2.1.2 Moving histogram
An alternative to avoid the dependence on \(t_0\) is the moving histogram, also known as the naive density estimator.18 The idea is to aggregate the sample \(X_1,\ldots,X_n\) in intervals of the form \((x-h, x+h)\) and then use its relative frequency in \((x-h,x+h)\) to approximate the density at \(x,\) which can be expressed as
\[\begin{align*} f(x)&=F'(x)\\ &=\lim_{h\to0^+}\frac{F(x+h)-F(x-h)}{2h}\\ &=\lim_{h\to0^+}\frac{\mathbb{P}[x-h<X<x+h]}{2h}. \end{align*}\]

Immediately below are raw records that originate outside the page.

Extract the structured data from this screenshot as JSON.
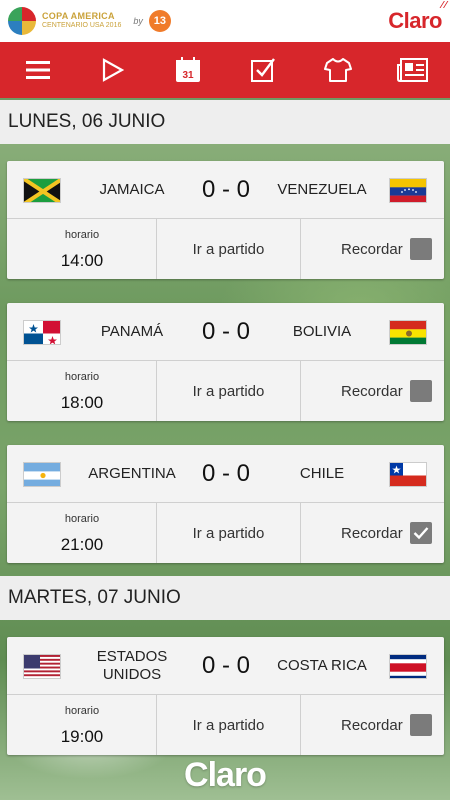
{
  "header": {
    "tournament_title": "COPA AMERICA",
    "tournament_sub": "CENTENARIO USA 2016",
    "by": "by",
    "channel": "13",
    "brand": "Claro"
  },
  "nav": {
    "icons": [
      "menu-icon",
      "play-icon",
      "calendar-icon",
      "checklist-icon",
      "shirt-icon",
      "news-icon"
    ],
    "calendar_day": "31"
  },
  "days": [
    {
      "label": "LUNES, 06 JUNIO",
      "matches": [
        {
          "home": "JAMAICA",
          "away": "VENEZUELA",
          "score": "0 - 0",
          "time_label": "horario",
          "time": "14:00",
          "go": "Ir a partido",
          "remind": "Recordar",
          "reminded": false
        },
        {
          "home": "PANAMÁ",
          "away": "BOLIVIA",
          "score": "0 - 0",
          "time_label": "horario",
          "time": "18:00",
          "go": "Ir a partido",
          "remind": "Recordar",
          "reminded": false
        },
        {
          "home": "ARGENTINA",
          "away": "CHILE",
          "score": "0 - 0",
          "time_label": "horario",
          "time": "21:00",
          "go": "Ir a partido",
          "remind": "Recordar",
          "reminded": true
        }
      ]
    },
    {
      "label": "MARTES, 07 JUNIO",
      "matches": [
        {
          "home": "ESTADOS UNIDOS",
          "away": "COSTA RICA",
          "score": "0 - 0",
          "time_label": "horario",
          "time": "19:00",
          "go": "Ir a partido",
          "remind": "Recordar",
          "reminded": false
        }
      ]
    }
  ],
  "footer": {
    "brand": "Claro"
  },
  "colors": {
    "accent": "#d7262b",
    "card": "#f3f3f3",
    "checkbox": "#7b7b7b"
  }
}
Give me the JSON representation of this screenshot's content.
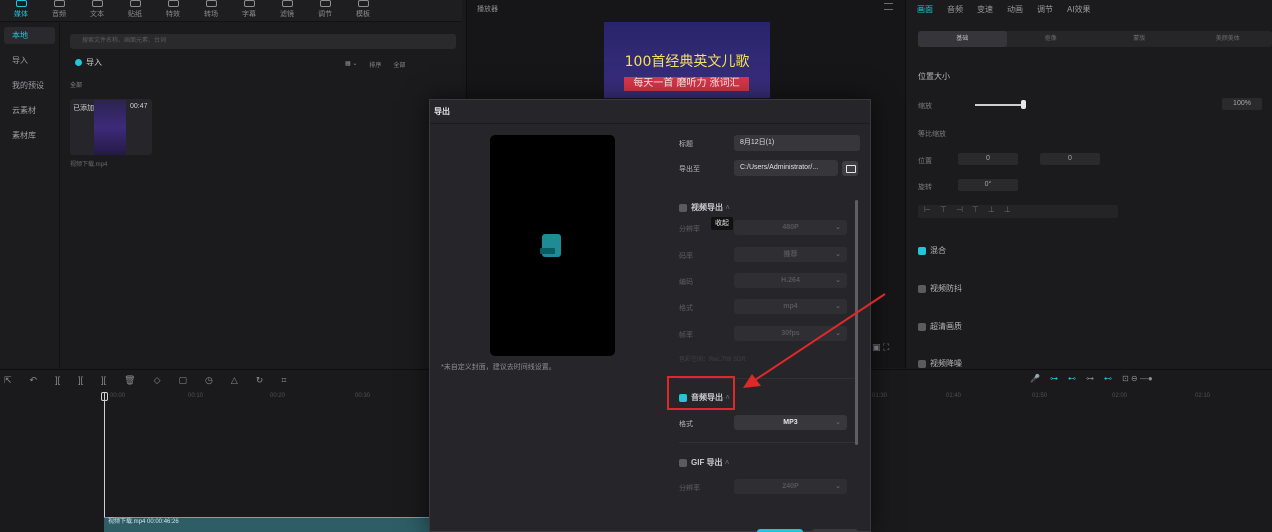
{
  "toolbar": {
    "items": [
      "媒体",
      "音频",
      "文本",
      "贴纸",
      "特效",
      "转场",
      "字幕",
      "滤镜",
      "调节",
      "模板"
    ]
  },
  "sidebar": {
    "items": [
      "本地",
      "导入",
      "我的预设",
      "云素材",
      "素材库"
    ]
  },
  "media": {
    "search_placeholder": "搜索文件名称、画面元素、台词",
    "import_label": "导入",
    "sort_label": "排序",
    "filter_label": "全部",
    "all_label": "全部",
    "added_label": "已添加",
    "duration": "00:47",
    "filename": "视频下载.mp4"
  },
  "player": {
    "title": "播放器",
    "video_line1": "100首经典英文儿歌",
    "video_line2": "每天一首 磨听力 涨词汇"
  },
  "props": {
    "tabs": [
      "画面",
      "音频",
      "变速",
      "动画",
      "调节",
      "AI效果"
    ],
    "subtabs": [
      "基础",
      "抠像",
      "蒙版",
      "美颜美体"
    ],
    "position_size": "位置大小",
    "scale_label": "缩放",
    "scale_value": "100%",
    "uniform_scale": "等比缩放",
    "position_label": "位置",
    "pos_x": "0",
    "pos_y": "0",
    "rotate_label": "旋转",
    "rotate_value": "0°",
    "blend": "混合",
    "stabilize": "视频防抖",
    "hd": "超清画质",
    "denoise": "视频降噪"
  },
  "timeline": {
    "ruler": [
      "00:00",
      "00:10",
      "00:20",
      "00:30",
      "01:30",
      "01:40",
      "01:50",
      "02:00",
      "02:10"
    ],
    "clip_label": "视频下载.mp4  00:00:46:26"
  },
  "modal": {
    "title": "导出",
    "title_label": "标题",
    "title_value": "8月12日(1)",
    "export_to_label": "导出至",
    "export_to_value": "C:/Users/Administrator/...",
    "cover_note": "*未自定义封面，建议去时间线设置。",
    "video_export": "视频导出",
    "resolution_label": "分辨率",
    "resolution_value": "480P",
    "bitrate_label": "码率",
    "bitrate_value": "推荐",
    "codec_label": "编码",
    "codec_value": "H.264",
    "format_label": "格式",
    "format_value": "mp4",
    "framerate_label": "帧率",
    "framerate_value": "30fps",
    "color_space": "色彩空间：Rec.709 SDR",
    "audio_export": "音频导出",
    "audio_format_label": "格式",
    "audio_format_value": "MP3",
    "gif_export": "GIF 导出",
    "gif_res_label": "分辨率",
    "gif_res_value": "240P",
    "tooltip": "收起"
  }
}
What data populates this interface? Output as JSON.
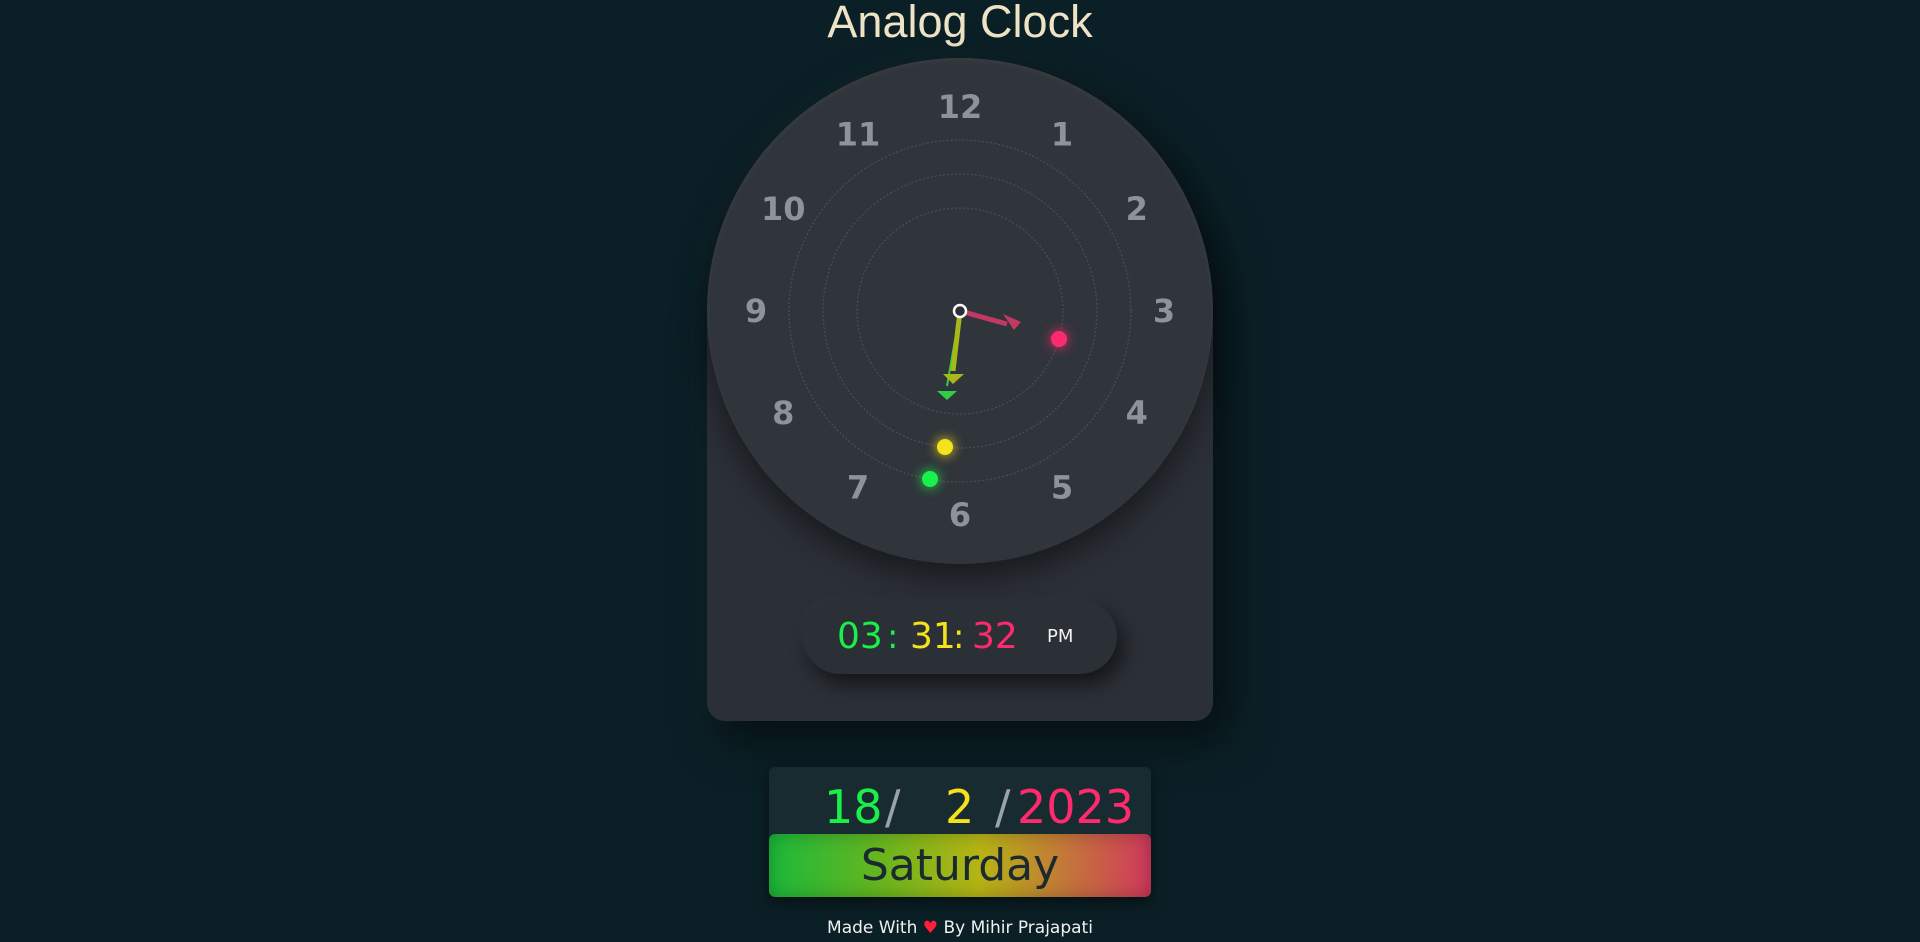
{
  "page": {
    "title": "Analog Clock",
    "background_color": "#0b2026"
  },
  "analog_clock": {
    "numerals": [
      "12",
      "1",
      "2",
      "3",
      "4",
      "5",
      "6",
      "7",
      "8",
      "9",
      "10",
      "11"
    ],
    "hands": {
      "hour": {
        "value": "03",
        "color": "#c23a62"
      },
      "minute": {
        "value": "31",
        "color": "#a8b81a"
      },
      "second": {
        "value": "32",
        "color": "#2ecf45"
      }
    },
    "indicator_dots": [
      {
        "name": "hour",
        "color": "#ff2a6d"
      },
      {
        "name": "minute",
        "color": "#f5e21a"
      },
      {
        "name": "second",
        "color": "#1af04a"
      }
    ]
  },
  "digital_clock": {
    "hours": "03",
    "separator": ":",
    "minutes": "31",
    "seconds": "32",
    "ampm": "PM"
  },
  "date": {
    "day": "18",
    "separator": "/",
    "month": "2",
    "year": "2023",
    "weekday": "Saturday"
  },
  "footer": {
    "prefix": "Made With",
    "heart_icon": "♥",
    "suffix": "By Mihir Prajapati"
  }
}
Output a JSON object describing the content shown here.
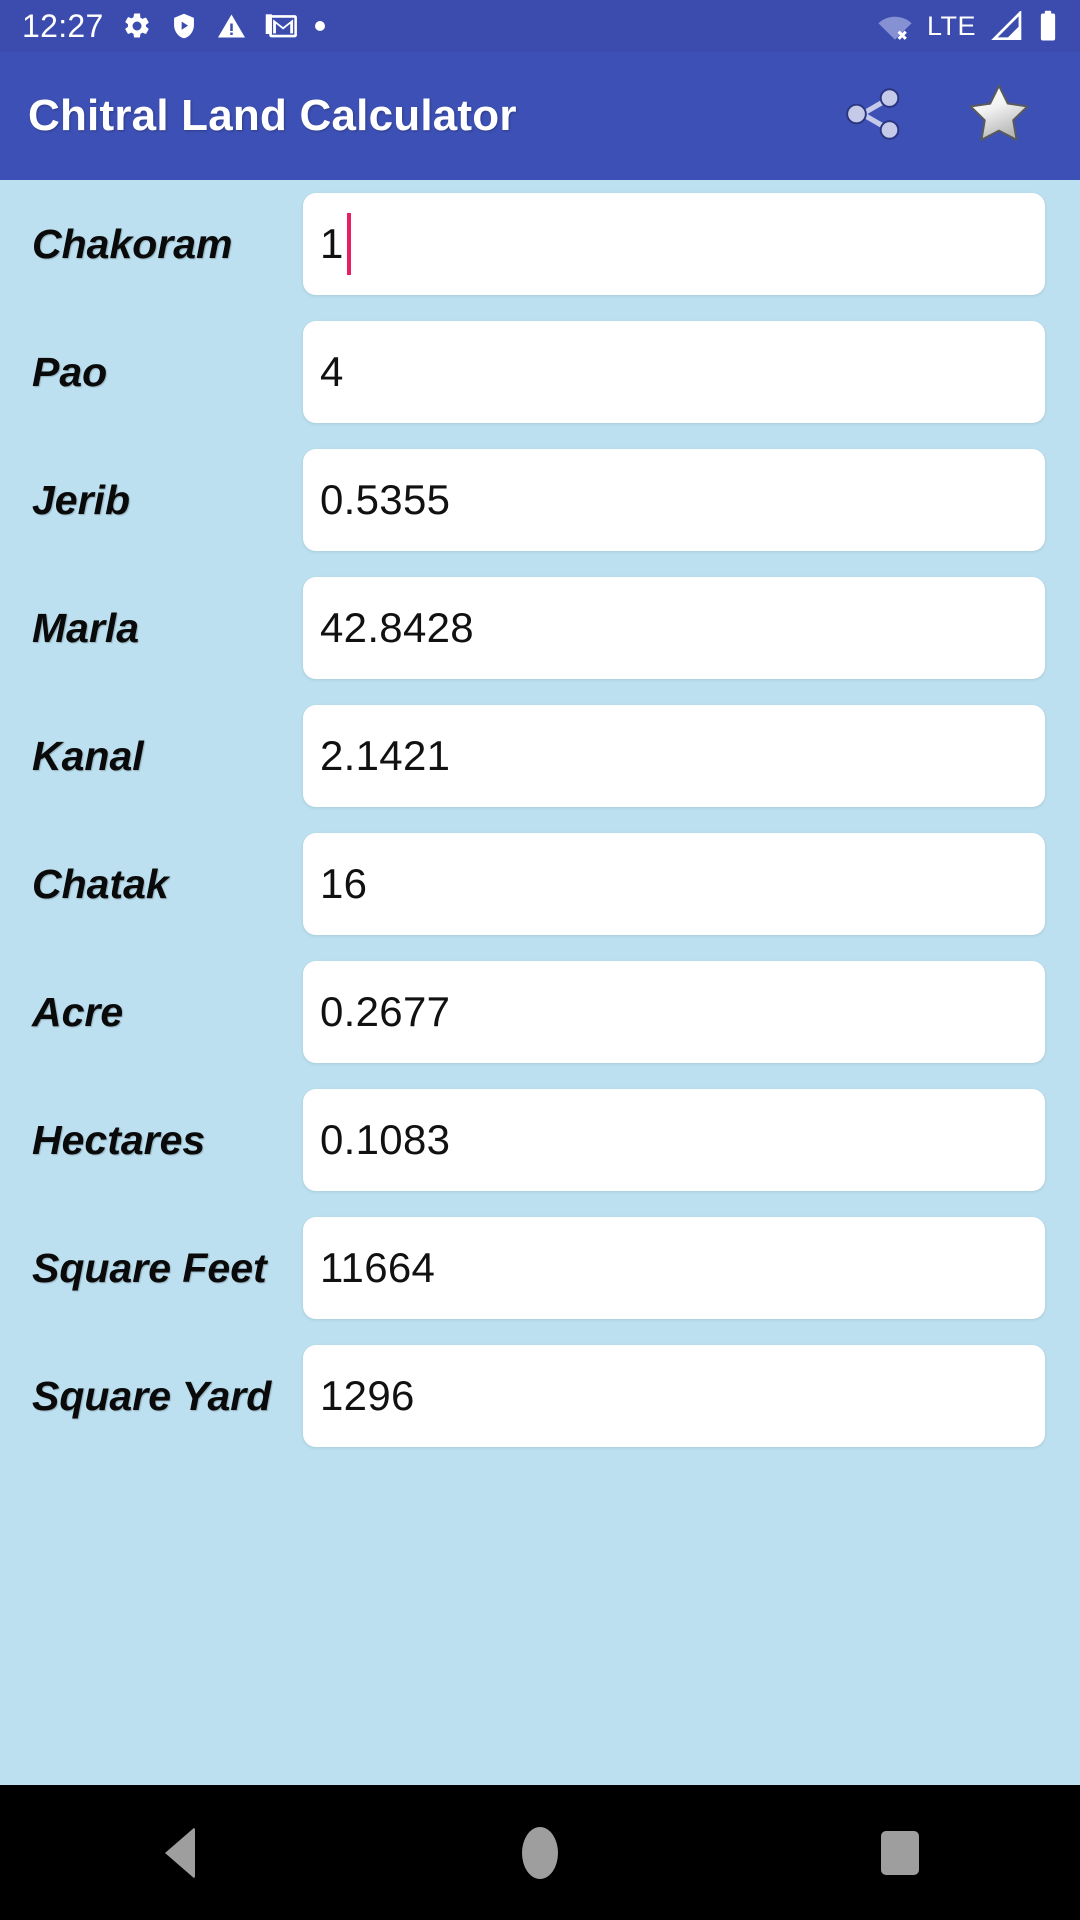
{
  "status_bar": {
    "time": "12:27",
    "left_icons": [
      "gear-icon",
      "play-protect-shield-icon",
      "warning-triangle-icon",
      "gmail-icon",
      "more-dot-icon"
    ],
    "network_label": "LTE",
    "right_icons": [
      "wifi-off-icon",
      "cellular-signal-icon",
      "battery-full-icon"
    ],
    "background_color": "#3B4CAE"
  },
  "app_bar": {
    "title": "Chitral Land Calculator",
    "share_label": "Share",
    "favorite_label": "Favorite",
    "background_color": "#3D50B5",
    "title_color": "#FFFFFF"
  },
  "theme": {
    "page_background": "#BCE0F0",
    "field_background": "#FFFFFF",
    "caret_color": "#E91E63",
    "label_color": "#0A0A0A"
  },
  "converter": {
    "units": [
      {
        "label": "Chakoram",
        "value": "1",
        "focused": true
      },
      {
        "label": "Pao",
        "value": "4",
        "focused": false
      },
      {
        "label": "Jerib",
        "value": "0.5355",
        "focused": false
      },
      {
        "label": "Marla",
        "value": "42.8428",
        "focused": false
      },
      {
        "label": "Kanal",
        "value": "2.1421",
        "focused": false
      },
      {
        "label": "Chatak",
        "value": "16",
        "focused": false
      },
      {
        "label": "Acre",
        "value": "0.2677",
        "focused": false
      },
      {
        "label": "Hectares",
        "value": "0.1083",
        "focused": false
      },
      {
        "label": "Square Feet",
        "value": "11664",
        "focused": false
      },
      {
        "label": "Square Yard",
        "value": "1296",
        "focused": false
      }
    ]
  },
  "nav_bar": {
    "back_label": "Back",
    "home_label": "Home",
    "recents_label": "Recents",
    "background_color": "#000000"
  }
}
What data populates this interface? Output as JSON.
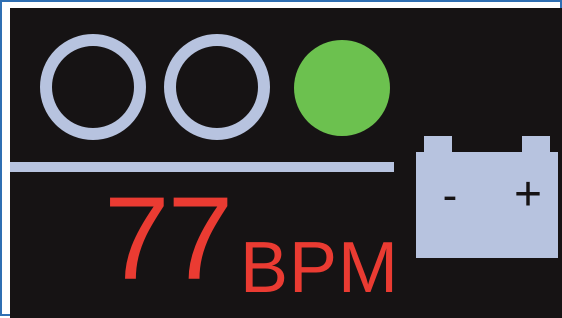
{
  "display": {
    "heart_rate": {
      "value": "77",
      "unit": "BPM",
      "color": "#ea3b32"
    },
    "indicators": [
      {
        "state": "off",
        "color": "#b7c3df"
      },
      {
        "state": "off",
        "color": "#b7c3df"
      },
      {
        "state": "on",
        "color": "#6cc14f"
      }
    ],
    "battery": {
      "icon": "battery-icon",
      "minus_label": "-",
      "plus_label": "+",
      "color": "#b7c3df"
    },
    "background_color": "#161314",
    "border_color": "#2f6fb3"
  }
}
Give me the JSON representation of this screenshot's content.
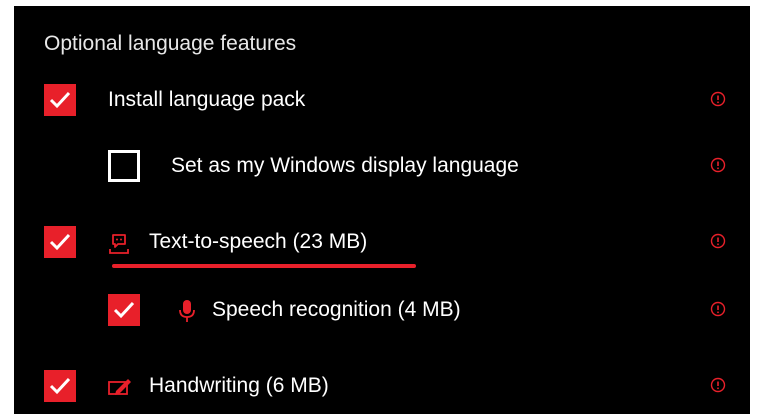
{
  "section": {
    "title": "Optional language features"
  },
  "colors": {
    "accent": "#e8202a",
    "background": "#000000",
    "text": "#ffffff"
  },
  "features": [
    {
      "label": "Install language pack",
      "checked": true,
      "level": 0,
      "icon": ""
    },
    {
      "label": "Set as my Windows display language",
      "checked": false,
      "level": 1,
      "icon": ""
    },
    {
      "label": "Text-to-speech (23 MB)",
      "checked": true,
      "level": 0,
      "icon": "speech-bubble-icon"
    },
    {
      "label": "Speech recognition (4 MB)",
      "checked": true,
      "level": 1,
      "icon": "microphone-icon"
    },
    {
      "label": "Handwriting (6 MB)",
      "checked": true,
      "level": 0,
      "icon": "pen-icon"
    }
  ],
  "info_icon": "info-icon",
  "annotation": {
    "type": "red-underline",
    "target": "Text-to-speech (23 MB)"
  }
}
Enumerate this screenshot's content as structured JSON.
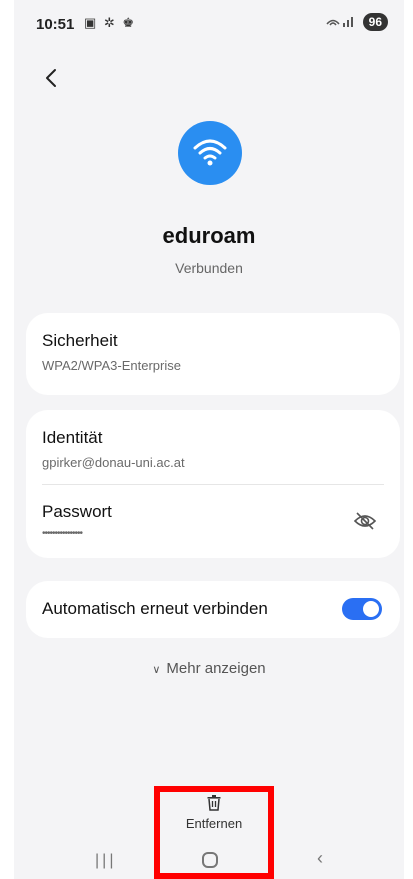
{
  "status_bar": {
    "time": "10:51",
    "left_icons": "▣ ✲ ♚",
    "battery": "96"
  },
  "network": {
    "name": "eduroam",
    "status": "Verbunden"
  },
  "security": {
    "title": "Sicherheit",
    "value": "WPA2/WPA3-Enterprise"
  },
  "identity": {
    "title": "Identität",
    "value": "gpirker@donau-uni.ac.at"
  },
  "password": {
    "title": "Passwort",
    "value": "••••••••••••••••"
  },
  "auto_reconnect": {
    "label": "Automatisch erneut verbinden",
    "enabled": true
  },
  "more": {
    "label": "Mehr anzeigen"
  },
  "remove": {
    "label": "Entfernen"
  },
  "nav": {
    "recents_glyph": "|||",
    "back_glyph": "‹"
  },
  "colors": {
    "accent": "#2a6ff3",
    "wifi_blue": "#2a8ef1",
    "highlight": "#ff0000"
  }
}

Recall the differences with the histogram: the intervals depend on the evaluation point \(x\) and are centered about it. This allows us to directly estimate \(f(x)\) (without the proxy \(f(x_0)\)) using an estimate based on the symmetric derivative of \(F\) at \(x,\) instead of employing an estimate based on the forward derivative of \(F\) at \(x_0.\)
More precisely, given a bandwidth \(h>0,\) the naive density estimator builds a piecewise constant function by considering the relative frequency of \(X_1,\ldots,X_n\) inside \((x-h,x+h)\):
\[\begin{align} \hat{f}_\mathrm{N}(x;h):=\frac{1}{2nh}\sum_{i=1}^n1_{\{x-h<X_i<x+h\}}. \tag{2.3} \end{align}\]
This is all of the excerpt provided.